Chi esulta per la possibile caduta di Conte si prepari a piangere

Il fututo governo Salvini, che si otterrà molto probabilmente dopo una parentesi tecnica, non solo godrà di un supporto furbescamente ottenuto tramite opere di distrazione mediatica, ma anche degli strumenti fisici e giuridici per reprimere ogni possibile dissenso. Voi, che avete applaudito al decreto sicurezza perché pensavate che questo andasse a colpire spacciatori e ladri, ricordate che avete salutato con gioia lo stesso decreto che in forma di manganello si schianterà sulla testa vostra o dei vostri figli il giorno che deciderete di non poterne più di vivere da servi. Salvini non è sovranista, a lui della sovranità democratica del popolo italiano non importa assolutamente nulla. Lui punta ad un nord economicamente competitivo che si inserisca alla testa di un processo federalista europeista e profondamente antieuropeo, antipopolare ed antidemocratico.
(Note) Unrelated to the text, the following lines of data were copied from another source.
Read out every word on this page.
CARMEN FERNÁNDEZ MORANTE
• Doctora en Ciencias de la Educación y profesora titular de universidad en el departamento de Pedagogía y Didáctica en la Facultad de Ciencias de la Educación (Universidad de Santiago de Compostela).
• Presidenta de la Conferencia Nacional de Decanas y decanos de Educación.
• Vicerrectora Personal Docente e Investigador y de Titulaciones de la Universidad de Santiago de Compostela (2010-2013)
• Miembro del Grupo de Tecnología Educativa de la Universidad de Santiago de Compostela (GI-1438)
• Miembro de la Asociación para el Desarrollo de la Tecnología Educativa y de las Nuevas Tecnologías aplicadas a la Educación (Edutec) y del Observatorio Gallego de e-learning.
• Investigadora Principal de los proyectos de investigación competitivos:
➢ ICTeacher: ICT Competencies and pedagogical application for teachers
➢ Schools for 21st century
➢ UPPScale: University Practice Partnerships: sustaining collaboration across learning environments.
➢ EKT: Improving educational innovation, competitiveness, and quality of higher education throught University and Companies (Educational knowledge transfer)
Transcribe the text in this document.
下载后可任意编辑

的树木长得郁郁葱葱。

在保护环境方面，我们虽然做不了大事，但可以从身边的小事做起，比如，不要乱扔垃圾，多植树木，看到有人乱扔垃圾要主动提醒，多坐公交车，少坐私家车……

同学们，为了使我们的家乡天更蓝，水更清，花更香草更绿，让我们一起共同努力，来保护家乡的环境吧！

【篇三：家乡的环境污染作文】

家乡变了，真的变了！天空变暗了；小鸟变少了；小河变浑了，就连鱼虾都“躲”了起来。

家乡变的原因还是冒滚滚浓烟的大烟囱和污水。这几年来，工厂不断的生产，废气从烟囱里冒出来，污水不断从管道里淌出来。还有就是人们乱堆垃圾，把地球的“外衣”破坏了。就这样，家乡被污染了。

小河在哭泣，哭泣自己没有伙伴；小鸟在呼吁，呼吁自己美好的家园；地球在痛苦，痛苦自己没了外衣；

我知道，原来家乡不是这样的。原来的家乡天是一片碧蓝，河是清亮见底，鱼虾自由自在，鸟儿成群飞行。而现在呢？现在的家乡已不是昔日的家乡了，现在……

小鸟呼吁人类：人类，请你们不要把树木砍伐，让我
La tav, l’aliquota unica, lo stato di polizia non sono gli interessi dei milioni di italiani che ogni mattina si alzano per lavorare, non sono gli interessi di professori, contadini, disoccupati ed autonomi, ma sono espressione dell’interesse della grande borghesia, desiderosa di fagocitare i più deboli, di opprimerli e di ridurli a salariati. Saranno tempi bui quelli venturi, poiché all’anestetico a base di boutade sull’immigrazione si andrà a sommare una sempre maggiore forza della sovrastruttura europea, rappresentata in Italia da quella schiera liberal-conservatrice che si appresta ad instaurare il suo dominio. Gli italiani sono pronti a barattare la sovranità economica per il presepe nelle scuole?